Wednesday, 20 August 2014  |  jriddell

Today Qt announced some changes to their licence. The KDE Free Qt team have been working behind the scenes to make these happen and we should be very thankful for the work they put in. Qt code was LGPLv2.1 or GPLv3 (this also allows GPLv2). Existing modules will add LGPLv3 to that. This means I can get rid of the part of the KDE Licensing Policy which says "Note: code may not be copied from Qt into KDE Platform as Qt is LGPLv2.1 only which would prevent it being used under LGPL 3".
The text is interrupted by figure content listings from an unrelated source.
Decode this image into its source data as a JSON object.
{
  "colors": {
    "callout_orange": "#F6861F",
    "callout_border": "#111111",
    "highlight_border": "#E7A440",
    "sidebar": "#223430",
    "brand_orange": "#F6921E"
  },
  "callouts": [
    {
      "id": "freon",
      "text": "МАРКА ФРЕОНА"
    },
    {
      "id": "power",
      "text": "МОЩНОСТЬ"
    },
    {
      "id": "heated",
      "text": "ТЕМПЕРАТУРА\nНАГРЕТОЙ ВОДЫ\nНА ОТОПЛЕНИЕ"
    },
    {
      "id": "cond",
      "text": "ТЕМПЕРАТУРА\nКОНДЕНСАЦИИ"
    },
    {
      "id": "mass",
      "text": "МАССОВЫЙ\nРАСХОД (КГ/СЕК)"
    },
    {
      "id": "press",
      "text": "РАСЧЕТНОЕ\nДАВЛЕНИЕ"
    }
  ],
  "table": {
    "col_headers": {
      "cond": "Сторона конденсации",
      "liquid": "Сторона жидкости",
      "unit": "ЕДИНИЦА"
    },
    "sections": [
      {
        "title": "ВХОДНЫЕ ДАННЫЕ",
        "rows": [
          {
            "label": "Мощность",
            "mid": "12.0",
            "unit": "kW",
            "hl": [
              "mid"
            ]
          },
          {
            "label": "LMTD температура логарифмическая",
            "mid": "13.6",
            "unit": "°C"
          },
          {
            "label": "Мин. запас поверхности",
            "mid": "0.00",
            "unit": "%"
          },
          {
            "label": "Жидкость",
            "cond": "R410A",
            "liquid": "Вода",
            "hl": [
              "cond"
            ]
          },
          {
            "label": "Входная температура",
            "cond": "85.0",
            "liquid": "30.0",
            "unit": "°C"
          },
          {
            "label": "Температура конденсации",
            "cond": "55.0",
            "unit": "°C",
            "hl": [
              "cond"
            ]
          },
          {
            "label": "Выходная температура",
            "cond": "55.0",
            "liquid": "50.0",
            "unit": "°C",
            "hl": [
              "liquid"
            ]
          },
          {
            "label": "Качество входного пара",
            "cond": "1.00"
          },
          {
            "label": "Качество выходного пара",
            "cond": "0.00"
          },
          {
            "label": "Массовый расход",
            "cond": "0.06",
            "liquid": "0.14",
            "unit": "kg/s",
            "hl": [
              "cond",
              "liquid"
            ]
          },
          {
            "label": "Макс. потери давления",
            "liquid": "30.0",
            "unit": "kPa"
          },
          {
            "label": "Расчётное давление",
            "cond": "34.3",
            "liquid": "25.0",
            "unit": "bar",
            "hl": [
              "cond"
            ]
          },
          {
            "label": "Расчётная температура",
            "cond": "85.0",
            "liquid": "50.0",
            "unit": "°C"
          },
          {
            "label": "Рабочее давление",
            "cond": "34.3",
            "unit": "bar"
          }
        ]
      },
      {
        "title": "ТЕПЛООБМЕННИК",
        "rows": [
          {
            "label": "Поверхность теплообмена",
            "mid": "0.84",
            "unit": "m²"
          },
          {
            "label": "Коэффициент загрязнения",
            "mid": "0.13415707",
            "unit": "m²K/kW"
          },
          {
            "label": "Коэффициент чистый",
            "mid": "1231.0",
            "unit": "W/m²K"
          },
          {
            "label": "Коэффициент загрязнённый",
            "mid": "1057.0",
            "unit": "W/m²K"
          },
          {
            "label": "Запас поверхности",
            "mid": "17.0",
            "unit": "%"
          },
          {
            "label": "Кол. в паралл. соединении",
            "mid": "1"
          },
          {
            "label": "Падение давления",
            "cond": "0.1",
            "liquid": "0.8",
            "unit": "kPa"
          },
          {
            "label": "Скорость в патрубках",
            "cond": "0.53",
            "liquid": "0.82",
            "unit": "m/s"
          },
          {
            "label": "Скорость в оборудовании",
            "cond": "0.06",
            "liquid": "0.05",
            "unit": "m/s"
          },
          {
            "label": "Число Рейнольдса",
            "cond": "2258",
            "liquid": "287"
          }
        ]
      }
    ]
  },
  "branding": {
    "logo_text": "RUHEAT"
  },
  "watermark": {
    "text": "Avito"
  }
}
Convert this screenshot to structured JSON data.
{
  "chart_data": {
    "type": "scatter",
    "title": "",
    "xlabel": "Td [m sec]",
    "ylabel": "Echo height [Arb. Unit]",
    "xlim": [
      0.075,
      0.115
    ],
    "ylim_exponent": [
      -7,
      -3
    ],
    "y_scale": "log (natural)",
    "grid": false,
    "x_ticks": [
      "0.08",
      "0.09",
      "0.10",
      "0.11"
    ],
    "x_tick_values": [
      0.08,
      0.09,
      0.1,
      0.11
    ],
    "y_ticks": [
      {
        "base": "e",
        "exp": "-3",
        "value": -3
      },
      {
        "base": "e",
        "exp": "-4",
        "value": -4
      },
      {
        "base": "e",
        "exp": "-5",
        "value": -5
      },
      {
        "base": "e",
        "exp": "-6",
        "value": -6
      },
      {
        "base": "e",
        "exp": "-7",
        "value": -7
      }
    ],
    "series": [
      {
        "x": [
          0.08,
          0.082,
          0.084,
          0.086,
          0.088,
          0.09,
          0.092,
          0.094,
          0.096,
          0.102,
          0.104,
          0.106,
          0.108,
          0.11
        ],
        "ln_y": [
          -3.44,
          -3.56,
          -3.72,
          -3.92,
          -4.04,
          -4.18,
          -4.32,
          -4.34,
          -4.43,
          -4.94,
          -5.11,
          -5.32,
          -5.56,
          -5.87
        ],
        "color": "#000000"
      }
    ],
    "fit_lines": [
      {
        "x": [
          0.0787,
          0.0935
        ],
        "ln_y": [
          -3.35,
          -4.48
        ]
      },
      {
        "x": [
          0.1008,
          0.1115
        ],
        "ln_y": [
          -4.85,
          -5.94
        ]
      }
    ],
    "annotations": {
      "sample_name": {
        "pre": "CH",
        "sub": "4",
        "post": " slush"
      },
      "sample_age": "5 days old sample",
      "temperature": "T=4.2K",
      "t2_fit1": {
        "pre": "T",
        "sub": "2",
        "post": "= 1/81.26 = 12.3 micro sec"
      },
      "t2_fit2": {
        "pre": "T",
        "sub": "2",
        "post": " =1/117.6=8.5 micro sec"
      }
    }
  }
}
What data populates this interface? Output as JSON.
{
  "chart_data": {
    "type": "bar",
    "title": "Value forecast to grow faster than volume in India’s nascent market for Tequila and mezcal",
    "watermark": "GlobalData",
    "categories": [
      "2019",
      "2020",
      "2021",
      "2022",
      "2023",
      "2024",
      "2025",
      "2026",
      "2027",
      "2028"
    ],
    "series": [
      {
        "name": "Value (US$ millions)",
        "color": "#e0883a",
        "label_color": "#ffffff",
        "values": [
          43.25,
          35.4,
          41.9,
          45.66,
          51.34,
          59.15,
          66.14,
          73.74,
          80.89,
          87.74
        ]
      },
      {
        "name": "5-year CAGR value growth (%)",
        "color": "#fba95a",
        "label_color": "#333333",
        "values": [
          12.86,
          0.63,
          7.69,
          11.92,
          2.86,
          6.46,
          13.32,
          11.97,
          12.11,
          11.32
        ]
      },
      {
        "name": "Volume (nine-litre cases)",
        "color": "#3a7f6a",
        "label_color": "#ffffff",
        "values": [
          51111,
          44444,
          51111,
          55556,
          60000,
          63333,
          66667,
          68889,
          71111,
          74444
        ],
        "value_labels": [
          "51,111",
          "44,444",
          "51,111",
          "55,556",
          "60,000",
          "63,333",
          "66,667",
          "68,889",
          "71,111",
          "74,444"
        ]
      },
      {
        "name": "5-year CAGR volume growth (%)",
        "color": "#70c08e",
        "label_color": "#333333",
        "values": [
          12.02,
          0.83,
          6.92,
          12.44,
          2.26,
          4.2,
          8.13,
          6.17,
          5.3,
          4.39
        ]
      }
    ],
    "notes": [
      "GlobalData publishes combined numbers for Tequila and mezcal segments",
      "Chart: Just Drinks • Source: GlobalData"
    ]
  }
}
New modules, starting with the new web module QtWebEngine (which uses Blink) will be LGPLv3 or GPLv2. Getting rid of LGPLv2.1 means better preserving our freedoms (can't use patents to restrict, must allow reverse enginerring, must allow to replace Qt etc). It's not a problem for the new Qt modules to link to LGPLv2 or LGPLv2+ libraries or applications of any licence (as long as they allow the freedoms needed such as those listed above). One problem with LGPLv3 is you can't link a GPLv2 only application to it (not because LGPLv3 prevents it but because GPL2 prevents it), this is not a problem here because it will be dual licenced as GPLv2 alongside.

The main action this prevents is directly copying code from the new Qt modules into Frameworks, but as noted above we forbid doing that anyway.

With the new that Qt moved to Digia and there is a new company being spun out I had been slightly worried that the new modules would be restricted further to encourage more commercial licences of Qt. This is indeed the case and it's being done in the best possible way, thanks Digia.